上方修正のニュースが出たのが大きいです。営業利益は19億円、純利益は9億円に引き上げられました。利益増加を達成したのは受注が増えたからです。労務費増や資材高という問題を抱えていた北野建設ですが、未来はそれなりに明るいです。

財務面は普通です。

自己資本比率は38.8%。有利子負債は58億円でそれなりの財務状態を維持しています。

【北野建設株に向いている投資スタイル】

北野建設は安定株投資に向いています。

上方修正のニュースが流れましたが、北野建設は持続的発展が期待できる株ではないです。

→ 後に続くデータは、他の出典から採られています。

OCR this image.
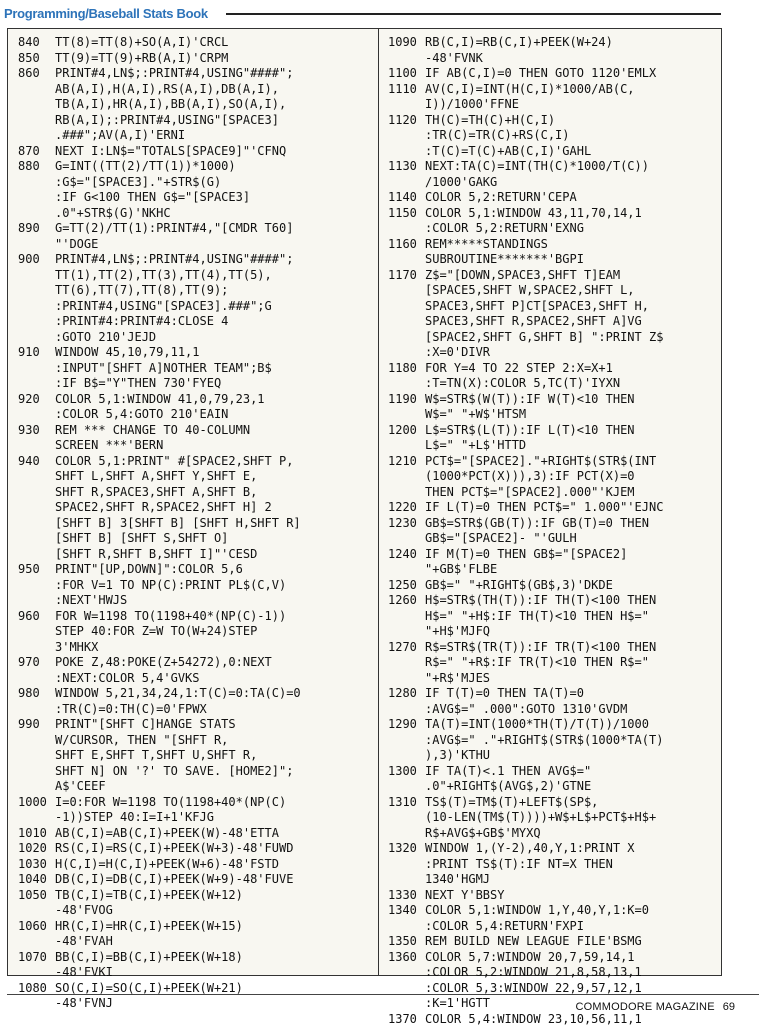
Programming/Baseball Stats Book
840	TT(8)=TT(8)+SO(A,I)'CRCL
850	TT(9)=TT(9)+RB(A,I)'CRPM
860	PRINT#4,LN$;:PRINT#4,USING"####";
AB(A,I),H(A,I),RS(A,I),DB(A,I),
TB(A,I),HR(A,I),BB(A,I),SO(A,I),
RB(A,I);:PRINT#4,USING"[SPACE3]
.###";AV(A,I)'ERNI
870	NEXT I:LN$="TOTALS[SPACE9]"'CFNQ
880	G=INT((TT(2)/TT(1))*1000)
:G$="[SPACE3]."+STR$(G)
:IF G<100 THEN G$="[SPACE3]
.0"+STR$(G)'NKHC
890	G=TT(2)/TT(1):PRINT#4,"[CMDR T60]
"'DOGE
900	PRINT#4,LN$;:PRINT#4,USING"####";
TT(1),TT(2),TT(3),TT(4),TT(5),
TT(6),TT(7),TT(8),TT(9);
:PRINT#4,USING"[SPACE3].###";G
:PRINT#4:PRINT#4:CLOSE 4
:GOTO 210'JEJD
910	WINDOW 45,10,79,11,1
:INPUT"[SHFT A]NOTHER TEAM";B$
:IF B$="Y"THEN 730'FYEQ
920	COLOR 5,1:WINDOW 41,0,79,23,1
:COLOR 5,4:GOTO 210'EAIN
930	REM *** CHANGE TO 40-COLUMN
SCREEN ***'BERN
940	COLOR 5,1:PRINT" #[SPACE2,SHFT P,
SHFT L,SHFT A,SHFT Y,SHFT E,
SHFT R,SPACE3,SHFT A,SHFT B,
SPACE2,SHFT R,SPACE2,SHFT H] 2
[SHFT B] 3[SHFT B] [SHFT H,SHFT R]
[SHFT B] [SHFT S,SHFT O]
[SHFT R,SHFT B,SHFT I]"'CESD
950	PRINT"[UP,DOWN]":COLOR 5,6
:FOR V=1 TO NP(C):PRINT PL$(C,V)
:NEXT'HWJS
960	FOR W=1198 TO(1198+40*(NP(C)-1))
STEP 40:FOR Z=W TO(W+24)STEP
3'MHKX
970	POKE Z,48:POKE(Z+54272),0:NEXT
:NEXT:COLOR 5,4'GVKS
980	WINDOW 5,21,34,24,1:T(C)=0:TA(C)=0
:TR(C)=0:TH(C)=0'FPWX
990	PRINT"[SHFT C]HANGE STATS
W/CURSOR, THEN "[SHFT R,
SHFT E,SHFT T,SHFT U,SHFT R,
SHFT N] ON '?' TO SAVE. [HOME2]";
A$'CEEF
1000 I=0:FOR W=1198 TO(1198+40*(NP(C)
-1))STEP 40:I=I+1'KFJG
1010 AB(C,I)=AB(C,I)+PEEK(W)-48'ETTA
1020 RS(C,I)=RS(C,I)+PEEK(W+3)-48'FUWD
1030 H(C,I)=H(C,I)+PEEK(W+6)-48'FSTD
1040 DB(C,I)=DB(C,I)+PEEK(W+9)-48'FUVE
1050 TB(C,I)=TB(C,I)+PEEK(W+12)
-48'FVOG
1060 HR(C,I)=HR(C,I)+PEEK(W+15)
-48'FVAH
1070 BB(C,I)=BB(C,I)+PEEK(W+18)
-48'FVKI
1080 SO(C,I)=SO(C,I)+PEEK(W+21)
-48'FVNJ
1090 RB(C,I)=RB(C,I)+PEEK(W+24)
-48'FVNK
1100 IF AB(C,I)=0 THEN GOTO 1120'EMLX
1110 AV(C,I)=INT(H(C,I)*1000/AB(C,
I))/1000'FFNE
1120 TH(C)=TH(C)+H(C,I)
:TR(C)=TR(C)+RS(C,I)
:T(C)=T(C)+AB(C,I)'GAHL
1130 NEXT:TA(C)=INT(TH(C)*1000/T(C))
/1000'GAKG
1140 COLOR 5,2:RETURN'CEPA
1150 COLOR 5,1:WINDOW 43,11,70,14,1
:COLOR 5,2:RETURN'EXNG
1160 REM*****STANDINGS
SUBROUTINE*******'BGPI
1170 Z$="[DOWN,SPACE3,SHFT T]EAM
[SPACE5,SHFT W,SPACE2,SHFT L,
SPACE3,SHFT P]CT[SPACE3,SHFT H,
SPACE3,SHFT R,SPACE2,SHFT A]VG
[SPACE2,SHFT G,SHFT B] ":PRINT Z$
:X=0'DIVR
1180 FOR Y=4 TO 22 STEP 2:X=X+1
:T=TN(X):COLOR 5,TC(T)'IYXN
1190 W$=STR$(W(T)):IF W(T)<10 THEN
W$=" "+W$'HTSM
1200 L$=STR$(L(T)):IF L(T)<10 THEN
L$=" "+L$'HTTD
1210 PCT$="[SPACE2]."+RIGHT$(STR$(INT
(1000*PCT(X))),3):IF PCT(X)=0
THEN PCT$="[SPACE2].000"'KJEM
1220 IF L(T)=0 THEN PCT$=" 1.000"'EJNC
1230 GB$=STR$(GB(T)):IF GB(T)=0 THEN
GB$="[SPACE2]- "'GULH
1240 IF M(T)=0 THEN GB$="[SPACE2]
"+GB$'FLBE
1250 GB$=" "+RIGHT$(GB$,3)'DKDE
1260 H$=STR$(TH(T)):IF TH(T)<100 THEN
H$=" "+H$:IF TH(T)<10 THEN H$="
"+H$'MJFQ
1270 R$=STR$(TR(T)):IF TR(T)<100 THEN
R$=" "+R$:IF TR(T)<10 THEN R$="
"+R$'MJES
1280 IF T(T)=0 THEN TA(T)=0
:AVG$=" .000":GOTO 1310'GVDM
1290 TA(T)=INT(1000*TH(T)/T(T))/1000
:AVG$=" ."+RIGHT$(STR$(1000*TA(T)
),3)'KTHU
1300 IF TA(T)<.1 THEN AVG$="
.0"+RIGHT$(AVG$,2)'GTNE
1310 TS$(T)=TM$(T)+LEFT$(SP$,
(10-LEN(TM$(T))))+W$+L$+PCT$+H$+
R$+AVG$+GB$'MYXQ
1320 WINDOW 1,(Y-2),40,Y,1:PRINT X
:PRINT TS$(T):IF NT=X THEN
1340'HGMJ
1330 NEXT Y'BBSY
1340 COLOR 5,1:WINDOW 1,Y,40,Y,1:K=0
:COLOR 5,4:RETURN'FXPI
1350 REM BUILD NEW LEAGUE FILE'BSMG
1360 COLOR 5,7:WINDOW 20,7,59,14,1
:COLOR 5,2:WINDOW 21,8,58,13,1
:COLOR 5,3:WINDOW 22,9,57,12,1
:K=1'HGTT
1370 COLOR 5,4:WINDOW 23,10,56,11,1
COMMODORE MAGAZINE 69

成長株投資を実行したければ成長率が高い株を選んだ方が効率が良いため、北野建設株に成長性を期待するのはお勧めできません。

北野建設の魅力は成長力ではなく、安定力だと思ってください。

2009年から2013年にかけて配当金の支払い実績を調べてみたのですが、年間配当額は8円を維持しています。業績が悪化しても業績を伸ばしても8円の配当金を維持しているので、「安定配当株を求める投資家と相性が良い」のです。

現在の配当利回りは3%で悪くありません。

予想PERは20.23倍、実績PBRは0.79倍でそこまで割安性に長けていないのが難点です。北野建設は攻撃力を求めるのではなく、手堅く配当金収入で儲ける戦略が適しています。

黒字経営も維持しているので長期保有する心配が少ないのがメリットです。